Note that this damper model does not account for fluid compressibility. What compressibility will do is significantly reduce the force the damper produces during the first half of the compression stroke. This effect will be much much more pronounced at higher velocities. Pack velocities as they are referred to.
This model is being validated along with Icecyc1's work so I am very confident the effect of hole size is real. We see this effect in the dyno results.
First I want to thank you for your work with RC Crew Chief, without it I wouldn't have made my spreadsheet.
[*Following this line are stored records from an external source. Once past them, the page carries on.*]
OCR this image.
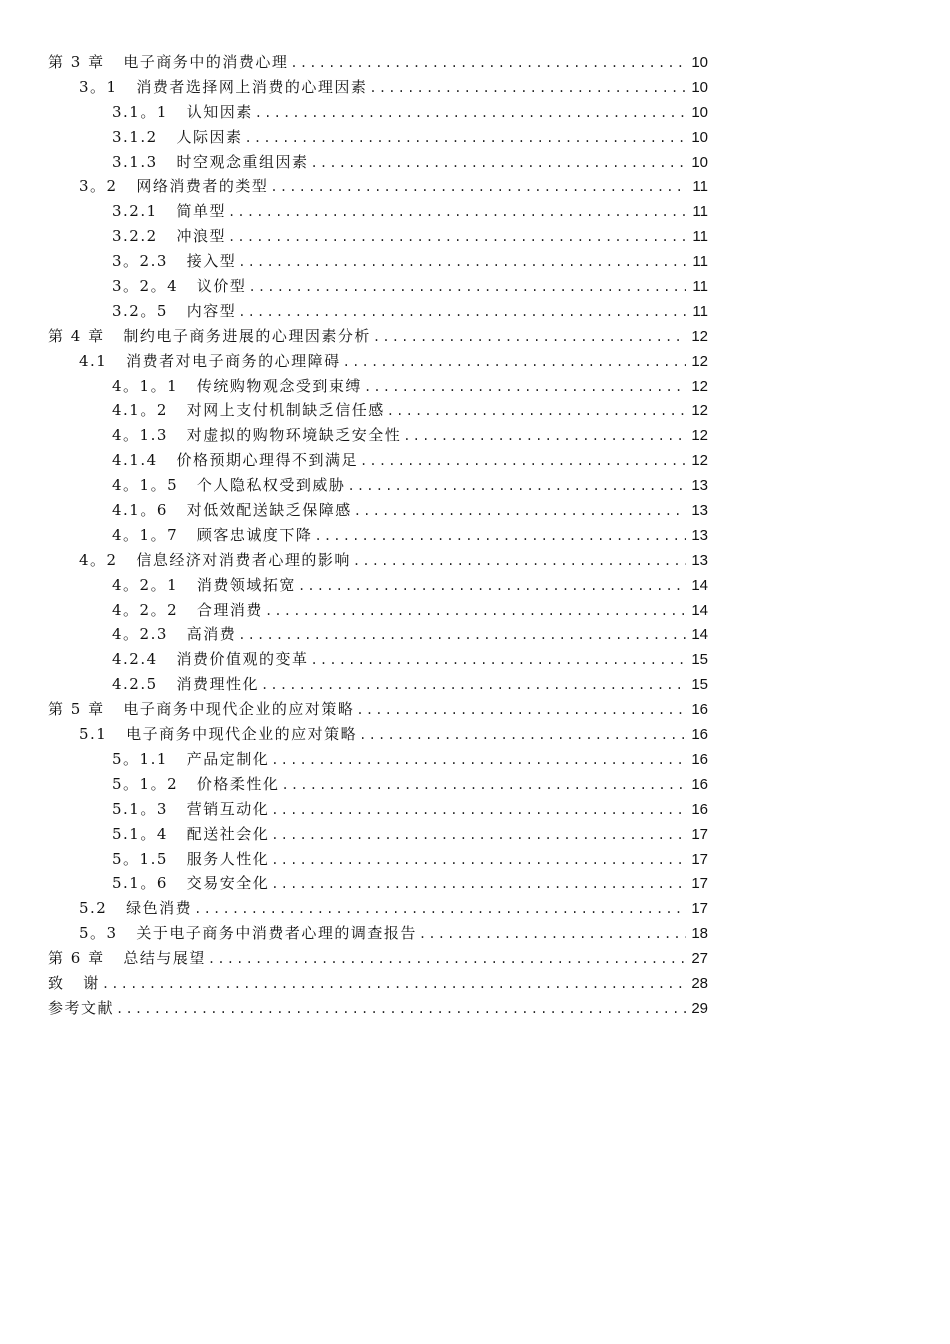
第 3 章   电子商务中的消费心理 .....	10
3。1   消费者选择网上消费的心理因素 .....	10
3.1。1   认知因素 .....	10
3.1.2   人际因素 .....	10
3.1.3   时空观念重组因素 .....	10
3。2   网络消费者的类型 .....	11
3.2.1   简单型 .....	11
3.2.2   冲浪型 .....	11
3。2.3   接入型 .....	11
3。2。4   议价型 .....	11
3.2。5   内容型 .....	11
第 4 章   制约电子商务进展的心理因素分析 .....	12
4.1   消费者对电子商务的心理障碍 .....	12
4。1。1   传统购物观念受到束缚 .....	12
4.1。2   对网上支付机制缺乏信任感 .....	12
4。1.3   对虚拟的购物环境缺乏安全性 .....	12
4.1.4   价格预期心理得不到满足 .....	12
4。1。5   个人隐私权受到威胁 .....	13
4.1。6   对低效配送缺乏保障感 .....	13
4。1。7   顾客忠诚度下降 .....	13
4。2   信息经济对消费者心理的影响 .....	13
4。2。1   消费领域拓宽 .....	14
4。2。2   合理消费 .....	14
4。2.3   高消费 .....	14
4.2.4   消费价值观的变革 .....	15
4.2.5   消费理性化 .....	15
第 5 章   电子商务中现代企业的应对策略 .....	16
5.1   电子商务中现代企业的应对策略 .....	16
5。1.1   产品定制化 .....	16
5。1。2   价格柔性化 .....	16
5.1。3   营销互动化 .....	16
5.1。4   配送社会化 .....	17
5。1.5   服务人性化 .....	17
5.1。6   交易安全化 .....	17
5.2   绿色消费 .....	17
5。3   关于电子商务中消费者心理的调查报告 .....	18
第 6 章   总结与展望 .....	27
致   谢 .....	28
参考文献 .....	29
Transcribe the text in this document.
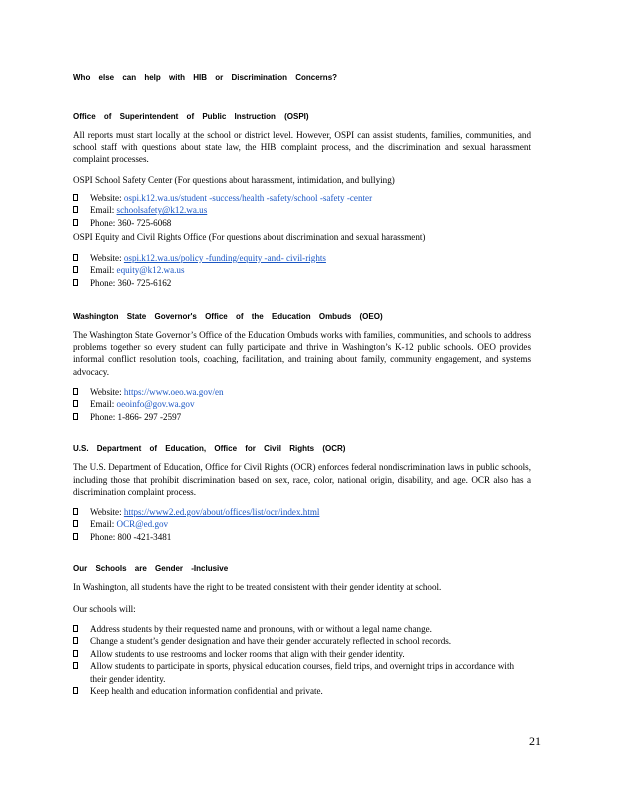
Who else can help with HIB or Discrimination Concerns?
Office of Superintendent of Public Instruction (OSPI)

All reports must start locally at the school or district level. However, OSPI can assist students, families, communities, and school staff with questions about state law, the HIB complaint process, and the discrimination and sexual harassment complaint processes.

OSPI School Safety Center (For questions about harassment, intimidation, and bullying)

Website: ospi.k12.wa.us/student -success/health -safety/school -safety -center
Email: schoolsafety@k12.wa.us
Phone: 360- 725-6068

OSPI Equity and Civil Rights Office (For questions about discrimination and sexual harassment)

Website: ospi.k12.wa.us/policy -funding/equity -and- civil-rights
Email: equity@k12.wa.us
Phone: 360- 725-6162
Washington State Governor's Office of the Education Ombuds (OEO)

The Washington State Governor’s Office of the Education Ombuds works with families, communities, and schools to address problems together so every student can fully participate and thrive in Washington’s K-12 public schools. OEO provides informal conflict resolution tools, coaching, facilitation, and training about family, community engagement, and systems advocacy.

Website: https://www.oeo.wa.gov/en
Email: oeoinfo@gov.wa.gov
Phone: 1-866- 297 -2597
U.S. Department of Education, Office for Civil Rights (OCR)

The U.S. Department of Education, Office for Civil Rights (OCR) enforces federal nondiscrimination laws in public schools, including those that prohibit discrimination based on sex, race, color, national origin, disability, and age. OCR also has a discrimination complaint process.

Website: https://www2.ed.gov/about/offices/list/ocr/index.html
Email: OCR@ed.gov
Phone: 800 -421-3481
Our Schools are Gender -Inclusive

In Washington, all students have the right to be treated consistent with their gender identity at school.

Our schools will:

Address students by their requested name and pronouns, with or without a legal name change.
Change a student’s gender designation and have their gender accurately reflected in school records.
Allow students to use restrooms and locker rooms that align with their gender identity.
Allow students to participate in sports, physical education courses, field trips, and overnight trips in accordance with their gender identity.
Keep health and education information confidential and private.
21
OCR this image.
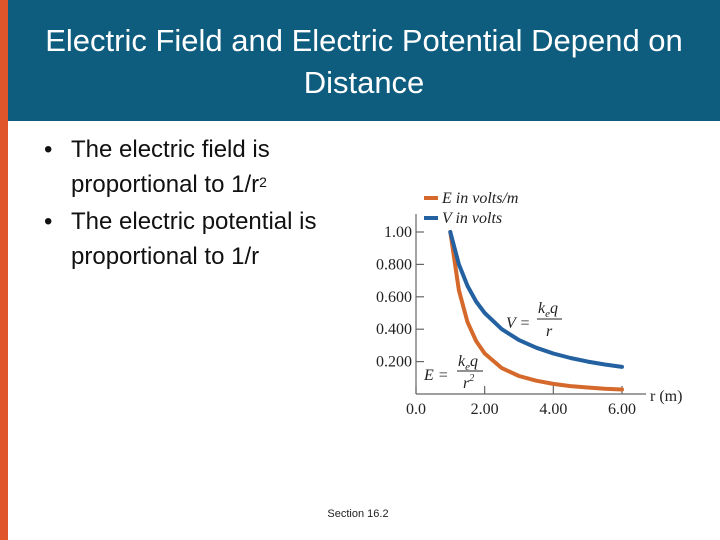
Electric Field and Electric Potential Depend on Distance
• The electric field is proportional to $1/r^2$
• The electric potential is proportional to 1/r
0.200
0.400
0.600
0.800
1.00
0.0	2.00	4.00	6.00
E in volts/m
V in volts
r (m)
V =
$k_eq$
r
E =
$k_eq$
$r^2$
Section 16.2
Now, the graph shows speeds of up to 2000mm/s. Do you have any data regarding average piston speed? If not I would gladly include that in my list of projects to-do.
Originally Posted by
razo125
Thank you. All good info and the explanation of the formula modeled clears things up for me. The math now matches what we experience on the track. Based on just the math I'm taking away the following in laymans terms:
All comparisons below assume equal piston speed, equal velocity of oil passing through the holes.
1. With equal pistons but with just a difference of thickness. The longer hole (thicker piston) will pack at a lower piston speed. Tapered/thinner pistons will have a tendency to pack at a higher piston speed.
2. Given 2 pistons with equal hole area but different number of holes. (6x1.5 vs 8x1.3) the 8 hole piston will pack at a lower piston speed.
3. A piston hole shape at the entry/exit (Cd) has little affect at lower piston speeds, but has a greater affect on the RE (Pack) at higher piston speeds
I agree with all the conclusions but technically we don't want our shocks to pack ever, the best shock setup would be as close to critically damped as possible. Unfortunately our shocks are too primitive to work in a wide range of piston speeds but most of the tracks have "small" bumps and jumps with receptions. They aren't too wild in that aspect, abrupt high speed sharp bumps or jumps without reception are almost unheard of.
That's why shock consistency is important, if the track develops holes and ruts after half an hour of continuous racing and the shocks provide, say less 20% of damping, our car would be bottoming and catching more ruts towards the end of the race, something we have to account for and the test with the hair drier is important, at least to me and others who race long races (more than 15 minutes).